De Tours à Marseille en passant par Calais, de nombreux "gilets jaunes" expriment leur solidarité avec les victimes de Strasbourg mais restent déterminés à faire entendre leur colère, dans la rue ou autour de ronds-points, après les mesures annoncées lundi soir par le chef de l'Etat.
Dans les Bouches-du-Rhône, le mouvement est "parti pour un acte V, en plus important même", affirme Thierry Marre, coordinateur des "gilets jaunes" à Istres, jugeant "très peu probable" que l'attaque entraîne la suspension de la mobilisation. "Je ne pense pas qu'on reculera", poursuit-il, réclamant comme d'autres "la démission" d'Emmanuel Macron.
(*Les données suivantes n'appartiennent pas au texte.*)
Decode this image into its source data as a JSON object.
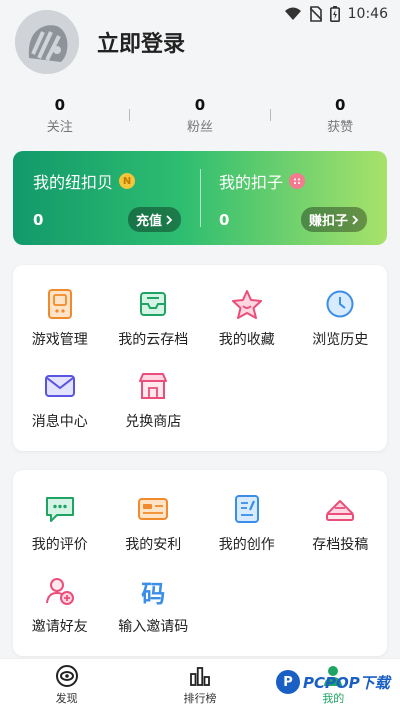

Même détermination à Marseille même si l'on reconnaît que le drame strasbourgeois ne peut être ignoré. "Nous verrons ce qui se passe, nous ne sommes pas des abrutis. Mais en l'état actuel des choses, nous sommes toujours partis pour un acte V, sur les mêmes revendications", assure sous couvert de l'anonymat une coordinatrice locale, citant notamment la dissolution de l'Assemblée nationale et la mise en oeuvre d'un référendum d'initiative populaire.
Les annonces présidentielles, notamment l'augmentation de 100 euros des salaires au niveau du Smic, n'ont semble-t-il pas suffi à éteindre la colère des "gilets jaunes", pas plus que les appels du gouvernement à observer une pause après l'attaque terroriste sur le marché de Noël de Strasbourg, qui a fait au moins 2 morts.
Mercredi matin, le secrétaire d'État à l'Intérieur Laurent Nuñez en a appelé à la "responsabilité générale" en disant "espérer qu'il y aura moins de manifestations" de "gilets jaunes" samedi en France.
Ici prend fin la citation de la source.